Spurs record this season, in terms of momentum and points, is impressive. But more Premier League clean sheets than goals suggests we’re in need of a tweak, and soon.
Here’s five things I’d like Andre Villas-Boas to fix.
I’m certain that if I can list them, he can already see them. The caveat is of course a familiar one to readers of this blog. There is no way of knowing what exactly AVB is thinking when selecting players in positions that don't appear to be working currently and more so why when he retains a certain stubbornness with his selection.
A means to an end?
We can't get past 90 minutes without dissecting the game into a million pieces. You're going to hate hearing this and hate it even more that it might be true, but we might not see the best of this squad for another season. Don't worry, I'm not surrendering the 2013/14 this early. For someone so meticulous with methodology, everything seems to be deliberate and he doesn't need to quantify it beyond the usual pre and post match sound-bites. The only person that truly matters to our coach is the chairman.

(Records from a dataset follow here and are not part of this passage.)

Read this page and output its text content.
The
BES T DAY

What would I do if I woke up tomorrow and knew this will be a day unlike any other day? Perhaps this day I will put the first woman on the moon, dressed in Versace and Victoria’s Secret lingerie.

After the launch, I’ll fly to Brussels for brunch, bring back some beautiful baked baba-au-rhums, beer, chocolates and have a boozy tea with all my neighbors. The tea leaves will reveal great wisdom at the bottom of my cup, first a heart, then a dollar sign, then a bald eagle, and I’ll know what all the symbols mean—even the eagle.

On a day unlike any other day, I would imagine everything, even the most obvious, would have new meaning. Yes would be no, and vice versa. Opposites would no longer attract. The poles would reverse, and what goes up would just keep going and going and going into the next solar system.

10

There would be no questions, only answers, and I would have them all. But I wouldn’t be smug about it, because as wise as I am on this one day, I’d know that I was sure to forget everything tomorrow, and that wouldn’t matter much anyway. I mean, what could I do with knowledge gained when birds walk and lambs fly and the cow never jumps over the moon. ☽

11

That trip to the Bahamas that kicked off the summer of spending surely the most prominent suggestion that he has the backing of ENIC.
Call me an optimist, but this (currently) isn't the Tottenham side we're going to end up with.
1) Full-back support
Jan Vertonghen is class but better at centre-back than full-back. Danny Rose might not be the answer long-term but his pace gives us width, and can give us the over-lap and a far more robust attacking option on the left-hand side. Rose is still injured though so we’re going to need a top class replacement or cover. This will result with an much required equilibrium down the left-flank.
2) The flanks
Having inverted wingers only works if your wingers can invert. Aaron Lennon on the left and Andros Townsend cutting into the right to shoot with his left doesn’t work. Both are known for their pace and attacking offensive space ahead of them. Cutting in and then failing to deliver a pass to our forward leads to congestion in the middle and shots that fly wide. Erik Lamela was at times sensational for Roma out right. He’s also useful on the left and his composure on the ball means he’ll be more capable of linking with the number 10 and Roberto Soldado.
3) Start Erik Lamela
What I said above times infinity. Sure, he’s struggling to
acclimatise to life off the pitch and struggling to impose confidence on
it. Best place for him is wearing the Lilywhite shirt and working
towards an understanding of football, even if his understanding of the
English language is way off. Just needs to memorise the basics; ‘On me
head son’, ‘give me the ball’ etc. His performance in the game against Sheriff testament to the fact game time breeds confidence, understanding and goals.
4) Everyone introduce themselves to that bloke Roberto Soldado
When you have a striker you play to his strengths. Or sign a striker to play to the strengths of the formation and tactics. Soldado finds himself in isolation, in stasis until his team-mates aided by the head coach work out a way to wake him up. Through-balls, drilled crosses to his feet, balls into space in the box he can attack: none of it has any cohesive delivery because it’s not clicking on the flanks or centrally.
5) The Number 10
I love Lewis Holtby. Energetic and cultured but perhaps better played deeper rather than in the pivotal role of creator and crafter. Christian Eriksen was signed as the one to play-make. He has vision and intelligence and more importantly he can be the glue that gels together the wingers and the striker. If we want to see fluid passing movement we need to play our best footballers together.
Rather than tinker, stick with it…let it naturally come together. The tempo, urgency was superb in the first half against Everton. Decent in pockets in the second half of the Europa League game.
Retain the beast Sandro in the middle and Paulinho/Dembele running from box to box for all the grafting and it’s almost perfect.
The Eriksen/Siggy/Lamela combo in the Europa League game (second half only) displaying how much better we can look offensively when players are comfortable moving and 1-2'ing with other players that are tuned into the same frequency. This can only improve by playing to our strengths (passing football) rather than defaulting to physicality and more one dimensional positional heartbreak where players don't expressive outside of the boundaries of their space.
Eriksen still doesn't influence for long periods but then, time will surely change that.
All good problems to have. But potential headaches if we’re caught in the perpetual loop of rotation.